Goldman Sachs and other Wall Street banks explore BTC loaning options

TL;DR Breakdown

  • Goldman Sachs and other financial institutions seek to use BTC as collateral for loans.
  • Top-tier banks are set to consider trading other crypto products like futures instead of cryptos themselves.

Goldman Sachs is among reputable US banks considering BTC applications as loan collateral. These financial services providers are also willing to trade cryptocurrency spin-offs like futures in the place of the original cryptos.

These banks are studying how to utilize tri-party repo arrangements to use BTC without touching its spot market. If this happens, the future of crypto brokerage could become better since these banks are already laying the excellent groundwork for the same.

Goldman Sachs is leading other institutions

Goldman Sachs is among the banks seeking approval for institutional lending using tri-party repo and collaterals per an inside source. The source added that if Sachs has a liquidation party, they will give lending services that do not involve BTC in their paperwork.

Sachs is not alone in this race; other big names like Silvergate and Signature are also planning to apply for crypto-backed loans approval. This idea first came from Brian Brooks, the chief of office of the Comptroller of Currency (OCC). Brooks said that BTC is similar to the traditional currency, and the banks can figure out a way to safe keep it.

Another source said that while some banks want to work like Goldman Sachs in this lending method, others want to include the BTC in their paperwork. The source added that several banks are about half a year away from introducing these plans while others take longer.

Is BTC banking coming any time soon?

Currently, many financial institutions are finding their way around the crypto-financial disruption. The financial regulatory authority is also doing its stunts regarding cryptocurrency adoption. In October 2021, the Federal Deposit Insurance Corporation (FDIC) confirmed that they were studying possible solutions for holding BTC.

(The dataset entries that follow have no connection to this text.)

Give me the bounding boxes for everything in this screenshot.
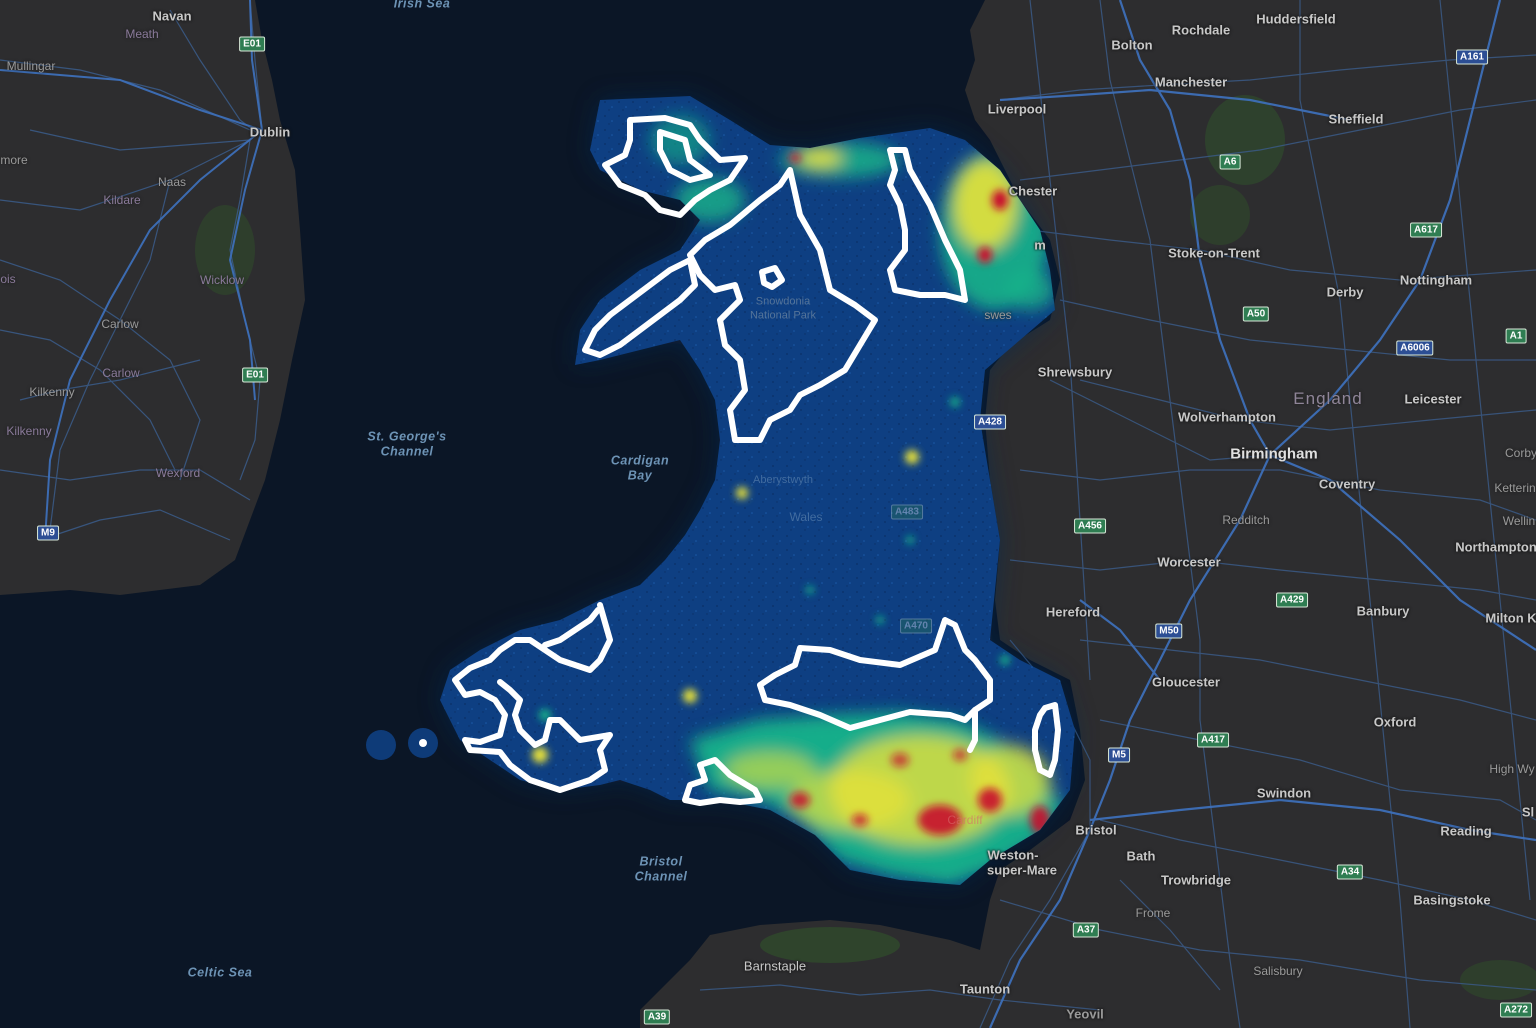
cardigan-bay-label-2: Bay: [627, 468, 653, 483]
road-shield-a470: A470: [900, 618, 932, 634]
city-gloucester: Gloucester: [1152, 674, 1220, 690]
bristol-channel-label-2: Channel: [634, 869, 688, 884]
irish-sea-label: Irish Sea: [393, 0, 451, 11]
city-worcester: Worcester: [1157, 554, 1221, 570]
city-shrewsbury: Shrewsbury: [1037, 364, 1113, 380]
county-kilkenny: Kilkenny: [6, 424, 52, 438]
county-wicklow: Wicklow: [200, 273, 244, 287]
park-label-2: National Park: [749, 309, 817, 322]
city-coventry: Coventry: [1318, 476, 1376, 492]
city-basingstoke: Basingstoke: [1413, 892, 1491, 908]
city-rochdale: Rochdale: [1171, 22, 1231, 38]
city-bath: Bath: [1126, 848, 1156, 864]
city-milton-keynes-partial: Milton K: [1485, 610, 1536, 626]
road-shield-m9: M9: [37, 525, 59, 541]
city-liverpool: Liverpool: [987, 101, 1047, 117]
city-banbury: Banbury: [1356, 603, 1410, 619]
city-barnstaple: Barnstaple: [743, 958, 807, 974]
city-birmingham: Birmingham: [1230, 445, 1318, 463]
county-carlow: Carlow: [102, 366, 140, 380]
county-wexford: Wexford: [155, 466, 201, 480]
city-oxford: Oxford: [1373, 714, 1417, 730]
county-meath: Meath: [125, 27, 159, 41]
county-laois: ois: [0, 272, 16, 286]
road-shield-a37: A37: [1072, 922, 1100, 938]
city-taunton: Taunton: [959, 981, 1011, 997]
city-dublin: Dublin: [249, 124, 291, 140]
road-shield-a6006: A6006: [1396, 340, 1434, 356]
road-shield-m5: M5: [1108, 747, 1130, 763]
city-kettering-partial: Ketterin: [1494, 481, 1536, 495]
road-shield-a161: A161: [1456, 49, 1488, 65]
bristol-channel-label-1: Bristol: [639, 854, 683, 869]
map-canvas[interactable]: [0, 0, 1536, 1028]
road-shield-a417: A417: [1197, 732, 1229, 748]
road-shield-a1: A1: [1505, 328, 1527, 344]
city-yeovil: Yeovil: [1066, 1006, 1104, 1022]
city-wrexham-partial: m: [1034, 237, 1046, 253]
city-redditch: Redditch: [1222, 513, 1270, 527]
st-georges-channel-label-2: Channel: [380, 444, 434, 459]
wales-label: Wales: [789, 510, 823, 524]
city-bristol: Bristol: [1075, 822, 1117, 838]
city-salisbury: Salisbury: [1253, 964, 1303, 978]
city-trowbridge: Trowbridge: [1160, 872, 1232, 888]
city-wolverhampton: Wolverhampton: [1178, 409, 1276, 425]
road-shield-a39: A39: [643, 1009, 671, 1025]
county-kildare: Kildare: [103, 193, 141, 207]
city-slough-partial: Sl: [1521, 804, 1535, 820]
city-kilkenny: Kilkenny: [29, 385, 75, 399]
celtic-sea-label: Celtic Sea: [187, 965, 253, 980]
road-shield-a428: A428: [974, 414, 1006, 430]
city-navan: Navan: [152, 8, 192, 24]
city-mullingar: Mullingar: [6, 59, 56, 73]
city-derby: Derby: [1326, 284, 1364, 300]
road-shield-e01: E01: [239, 36, 265, 52]
park-label-1: Snowdonia: [755, 295, 811, 308]
england-region-label: England: [1293, 389, 1363, 408]
st-georges-channel-label-1: St. George's: [367, 429, 447, 444]
city-oswestry-partial: swes: [984, 308, 1012, 322]
cannock-park: [1190, 185, 1250, 245]
city-sheffield: Sheffield: [1328, 111, 1384, 127]
road-shield-a617: A617: [1410, 222, 1442, 238]
road-shield-a429: A429: [1276, 592, 1308, 608]
road-shield-m50: M50: [1155, 623, 1183, 639]
city-reading: Reading: [1440, 823, 1492, 839]
road-shield-a34: A34: [1336, 864, 1364, 880]
city-chester: Chester: [1008, 183, 1058, 199]
road-shield-a272: A272: [1500, 1002, 1532, 1018]
city-stoke-on-trent: Stoke-on-Trent: [1168, 245, 1260, 261]
city-carlow: Carlow: [101, 317, 139, 331]
road-shield-a483: A483: [891, 504, 923, 520]
city-frome: Frome: [1135, 906, 1171, 920]
city-more: more: [0, 153, 28, 167]
city-swindon: Swindon: [1256, 785, 1312, 801]
city-naas: Naas: [157, 175, 187, 189]
peak-district-park: [1205, 95, 1285, 185]
city-bolton: Bolton: [1111, 37, 1153, 53]
road-shield-a456: A456: [1074, 518, 1106, 534]
city-corby-partial: Corby: [1504, 446, 1536, 460]
city-leicester: Leicester: [1404, 391, 1462, 407]
city-manchester: Manchester: [1154, 74, 1228, 90]
city-wellingborough-partial: Wellin: [1502, 514, 1536, 528]
city-huddersfield: Huddersfield: [1256, 11, 1336, 27]
city-weston-super-mare-2: super-Mare: [986, 862, 1058, 878]
cardigan-bay-label-1: Cardigan: [610, 453, 670, 468]
city-weston-super-mare-1: Weston-: [987, 847, 1039, 863]
city-high-wycombe-partial: High Wy: [1489, 762, 1535, 776]
city-hereford: Hereford: [1045, 604, 1101, 620]
road-shield-e01: E01: [242, 367, 268, 383]
map-view[interactable]: Irish Sea St. George's Channel Cardigan …: [0, 0, 1536, 1028]
city-nottingham: Nottingham: [1399, 272, 1473, 288]
aberystwyth-label: Aberystwyth: [753, 474, 813, 486]
cardiff-label: Cardiff: [947, 813, 983, 827]
road-shield-a6: A6: [1219, 154, 1241, 170]
city-northampton: Northampton: [1455, 539, 1536, 555]
road-shield-a50: A50: [1242, 306, 1270, 322]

Next month, FDIC, Federal Reserve, and the OCC announced that they will jointly give a regulatory framework for banks to trade BTC in 2022. As a result, many banks have been exploring possible solutions towards engaging with these digital assets. These developments fuel the current craze surrounding solutions like BTC-backed loans.

Even though these arrangements are gaining traction, the main player is still silent. The Us regulatory board, the SEC, is yet to give its stunt on this whole saga. However, the final regulatory framework for the BTC loaning may come from the SEC, OCC, or the Commodity Futures Trading Commission(CFTC).

Other crypto providers like Fidelity Digital Assets and Coinbase are also looking to partner with the US banks in BTC-backed loaning. Per reports, Coinbase is already in communication with some financial institutions seeking to offer professional advice to them. Per another source, some small lenders and non-bulge-bracket financial institutions are also open to these kinds of loans.